[Beowulf] Re: cheap PCs this christmas

Jim Lux James.P.Lux at jpl.nasa.gov
Tue Nov 15 04:30:40 PST 2005

At 10:42 AM 12/1/2005, Tony Travis wrote:

>The problem with modern non-ECC COTS memory is that it doesn't even have 
>parity checking because that slows memory access down and reduces the 
>total memory capacity of a chip. I think there is some prospect of using 
>software to detect COTS memory errors. This is of interest to projects 
>involved in using large amounts of COTS memory instead of hard disks to 
>store data in space.
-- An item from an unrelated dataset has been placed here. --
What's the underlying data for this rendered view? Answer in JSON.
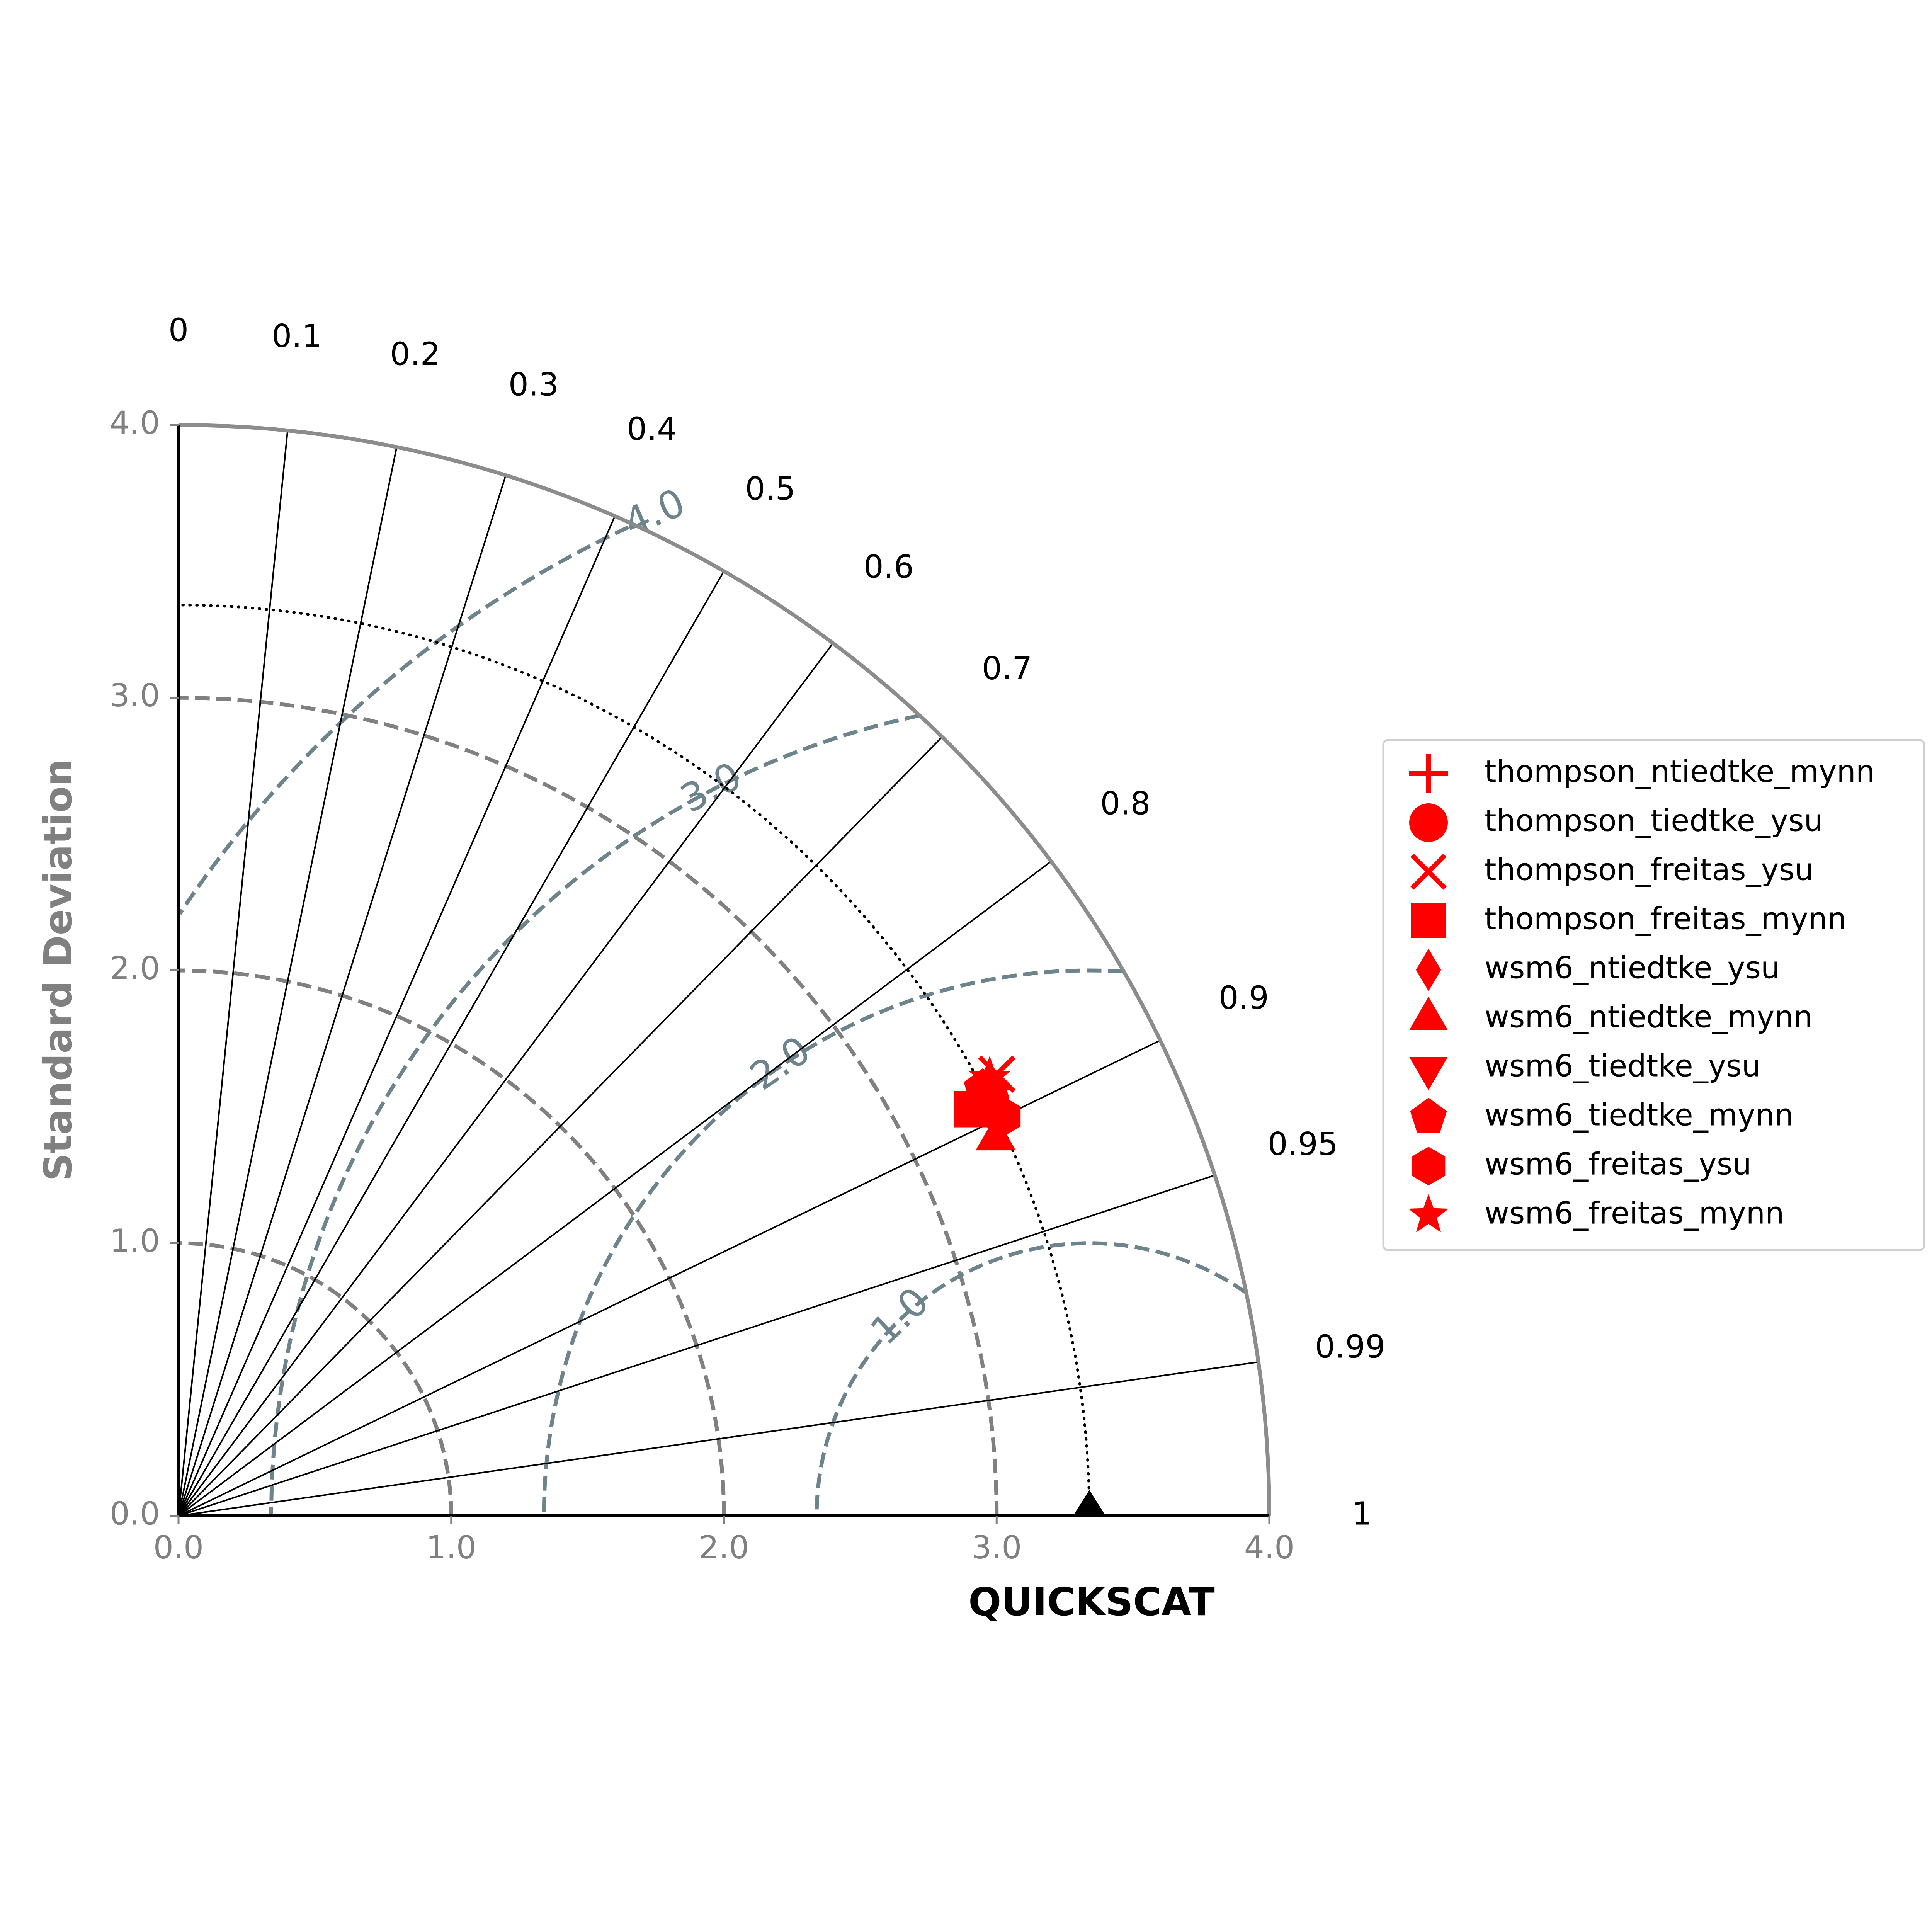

I just wonder if anyone can come up with similar ways 
>of detecting COTS memory errors down here on the ground...

Some algorithms inherently have a way to check something.  Consider doing 
FFTs.. One can simultaneously compute one bin by the discrete technique 
(for instance, one can average all the points to get the "DC" term), you 
can then compare this against the output of FFT.

There's a fair amount of literature on this.

>I think you are probably right that the simplest solution is to run jobs 
>twice to confirm the results, and this is one of the strategies proposed 
>for 'massively' parallel computing in 'space' too. However, if memory 
>errors corrupt the openMosix kernel then you get into BIG trouble!